3 Key Money Moves to Make Before You Retire
Proper planning is necessary for a successful retirement, as many essential moves are made years before a retiree leaves the working world. Here are three of the most crucial money moves you should be making in preparation for your retirement to live out the rest of your life comfortably.
Eliminate as Many Debts as Possible
Once you retire, you’ll likely be living on a primarily fixed income provided by a blend of pension payments, social security, and investments. Interest on debt payments can rapidly eat into this income, so you must pay off as much debt as possible before you retire. This means paying off all of your credit card balances, car payments, and mortgage, if possible. By getting rid of interest payments, you’ll make the most of your retirement income each month.

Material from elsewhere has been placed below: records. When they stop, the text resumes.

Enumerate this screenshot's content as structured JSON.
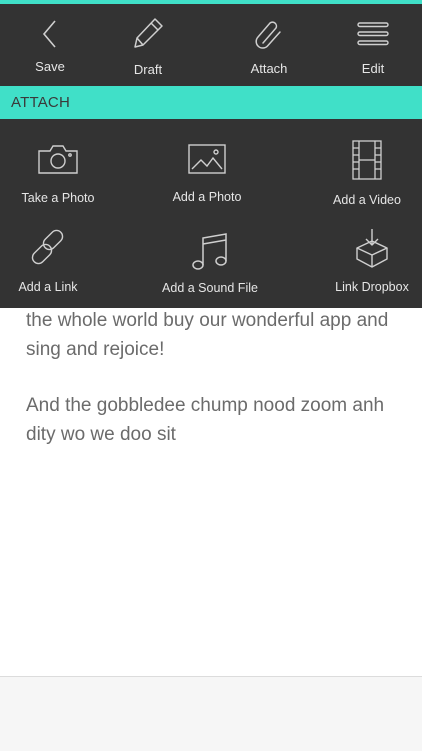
{
  "toolbar": {
    "save": {
      "label": "Save",
      "icon": "chevron-left-icon"
    },
    "draft": {
      "label": "Draft",
      "icon": "pencil-icon"
    },
    "attach": {
      "label": "Attach",
      "icon": "paperclip-icon"
    },
    "edit": {
      "label": "Edit",
      "icon": "menu-icon"
    }
  },
  "attach_panel": {
    "title": "ATTACH",
    "items": [
      {
        "label": "Take a Photo",
        "icon": "camera-icon"
      },
      {
        "label": "Add a Photo",
        "icon": "image-icon"
      },
      {
        "label": "Add a Video",
        "icon": "film-icon"
      },
      {
        "label": "Add a Link",
        "icon": "link-icon"
      },
      {
        "label": "Add a Sound File",
        "icon": "music-note-icon"
      },
      {
        "label": "Link Dropbox",
        "icon": "dropbox-icon"
      }
    ]
  },
  "content": {
    "paragraphs": [
      "the whole world buy our wonderful app and sing and rejoice!",
      "And the gobbledee chump nood zoom anh dity wo we doo sit"
    ]
  },
  "colors": {
    "accent": "#40e0c8",
    "dark": "#333333",
    "text": "#6b6b6b"
  }
}
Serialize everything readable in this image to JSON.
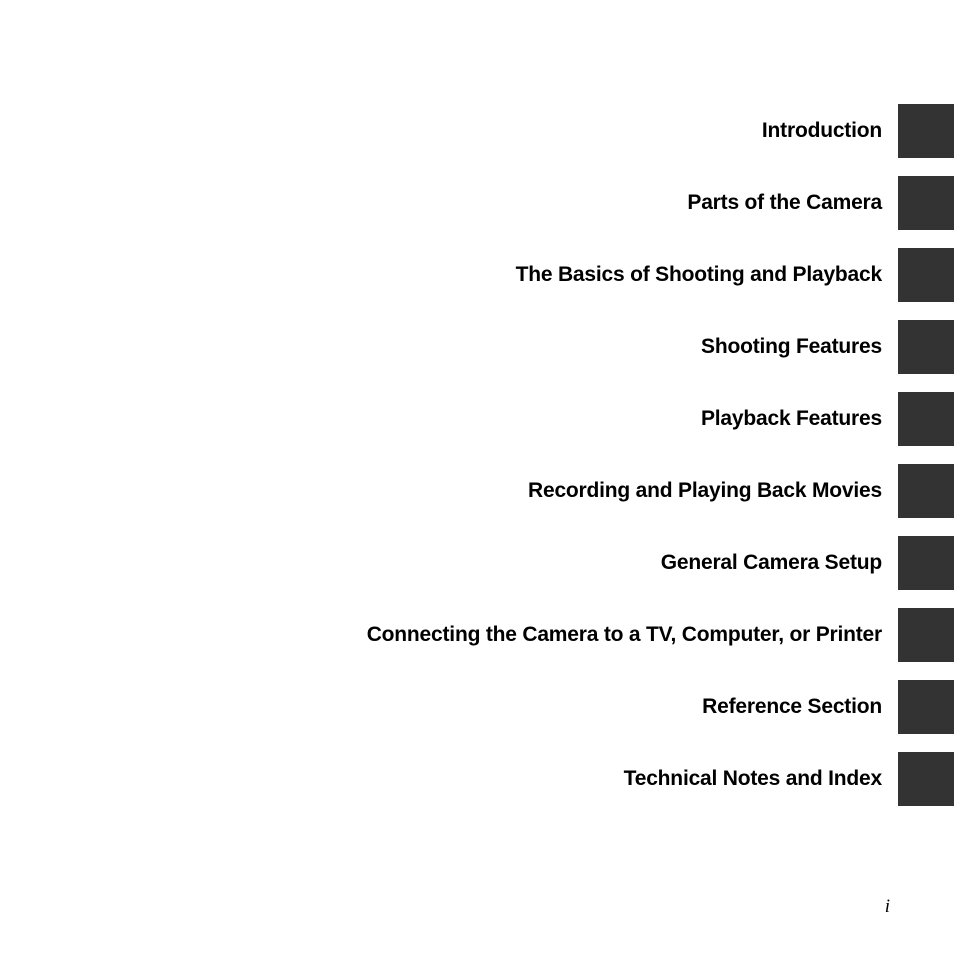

Adjust Your Portfolio’s Risk Level
For young investors, riskier investment strategies are often beneficial in producing long-term growth. As you approach retirement, though, you’ll need to re-balance your portfolio to reduce your risks and ensure that you won’t be wiped out by changes in the market. Often, this is accomplished by increasing the ratio of bonds to stocks held in investment accounts. A common rule of thumb is that your portfolio should be split evenly between stocks and bonds when you expect to live another 15 years.
Use Your Last Few Working Years to Bulk Up Your Savings
The final 5-10 years of your working life are some of the most important for successful retirement planning. These years should be spent saving as much income as possible while reducing expenses in preparation for retirement. If you remain healthy and avoid major financial pitfalls, you should be able to substantially take advantage of your late-career years to increase your retirement savings.
By taking these three necessary steps, you can set yourself up for the best possible retirement. While retiring takes years of planning and preparation, these essential money moves will help you navigate the process more efficiently and give you financial peace of mind after you leave the workforce.